Date of this Version
Within recent years much has been added to the knowledge concerning the mechanism of the respiratory function of the blood. Haldane and Priestley (1905) have shown that, at least in the higher animals, the respiratory movements are affected by the carbon dioxide tension of the arterial blood. It has been shown definitely (Hasselbalch, 1912 and citations) that the exciting agent is the hydrogen ion concentration of the blood bathing the respiratory center.
Krogh and Leitch (1919) undertook to study the respiratory function of the blood of fishes in view of the knowledge of the influence of temperature upon the dissociation curve of oxyhemoglobin as investigated by Barcroft and Hill (1909) and Barcroft (1914). These workers found that the blood of the fish was especially adapted to its needs.

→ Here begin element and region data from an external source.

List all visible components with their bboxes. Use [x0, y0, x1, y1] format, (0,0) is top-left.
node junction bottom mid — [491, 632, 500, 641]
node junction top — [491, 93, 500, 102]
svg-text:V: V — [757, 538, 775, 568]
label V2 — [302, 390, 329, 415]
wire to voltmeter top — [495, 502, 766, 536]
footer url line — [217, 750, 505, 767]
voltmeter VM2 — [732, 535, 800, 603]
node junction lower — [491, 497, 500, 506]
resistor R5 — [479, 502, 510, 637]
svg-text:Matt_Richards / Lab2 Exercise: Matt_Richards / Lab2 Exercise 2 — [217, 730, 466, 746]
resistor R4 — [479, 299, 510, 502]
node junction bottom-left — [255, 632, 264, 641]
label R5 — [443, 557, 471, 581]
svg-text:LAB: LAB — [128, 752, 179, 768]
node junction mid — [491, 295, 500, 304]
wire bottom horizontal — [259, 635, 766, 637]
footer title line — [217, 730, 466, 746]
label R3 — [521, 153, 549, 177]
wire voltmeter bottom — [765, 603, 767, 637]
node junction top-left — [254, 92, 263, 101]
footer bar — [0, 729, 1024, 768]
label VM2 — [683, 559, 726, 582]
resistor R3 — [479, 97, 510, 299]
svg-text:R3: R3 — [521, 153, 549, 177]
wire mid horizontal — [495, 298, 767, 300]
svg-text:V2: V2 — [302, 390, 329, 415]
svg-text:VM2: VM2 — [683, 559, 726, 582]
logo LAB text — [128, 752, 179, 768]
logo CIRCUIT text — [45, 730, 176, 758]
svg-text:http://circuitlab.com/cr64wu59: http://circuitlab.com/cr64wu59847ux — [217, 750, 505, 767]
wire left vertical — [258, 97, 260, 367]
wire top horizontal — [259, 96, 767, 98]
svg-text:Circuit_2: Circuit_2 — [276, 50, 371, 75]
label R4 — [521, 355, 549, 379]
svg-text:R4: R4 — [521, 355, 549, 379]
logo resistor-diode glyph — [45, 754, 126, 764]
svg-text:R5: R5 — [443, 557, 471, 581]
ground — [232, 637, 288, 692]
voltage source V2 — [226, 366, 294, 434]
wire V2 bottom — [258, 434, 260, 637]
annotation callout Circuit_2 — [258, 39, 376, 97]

Certain marine fishes are known to react to a gradient of acidity and alkalinity (Shelford and Powers, 1915). It has been found that certain species react positively to a definite range of hydrogen ion concentration of the sea water, others are less definite in their reaction, and still others seemingly do not respond to differences in alkalinity and acidity (Powers, 1921).

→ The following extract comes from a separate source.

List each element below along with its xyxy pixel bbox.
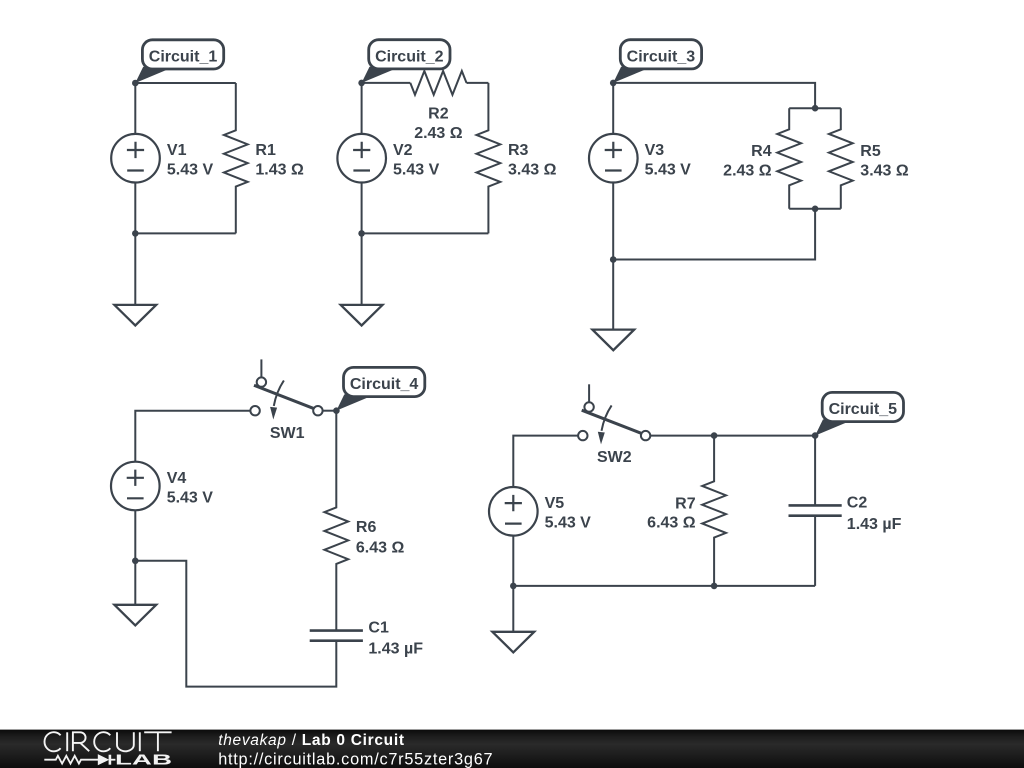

In view of these facts experiments were undertaken to determine the ability of marine fishes to extract oxygen from the sea water at different hydrogen ion concentrations. Interest in this question was further stimulated by the theory held by Roule (1915) that the salmon (Salmo salar L.) does not respond to salinity or temperature but that it always reacts in such a way as to bring it into water having a higher oxygen content.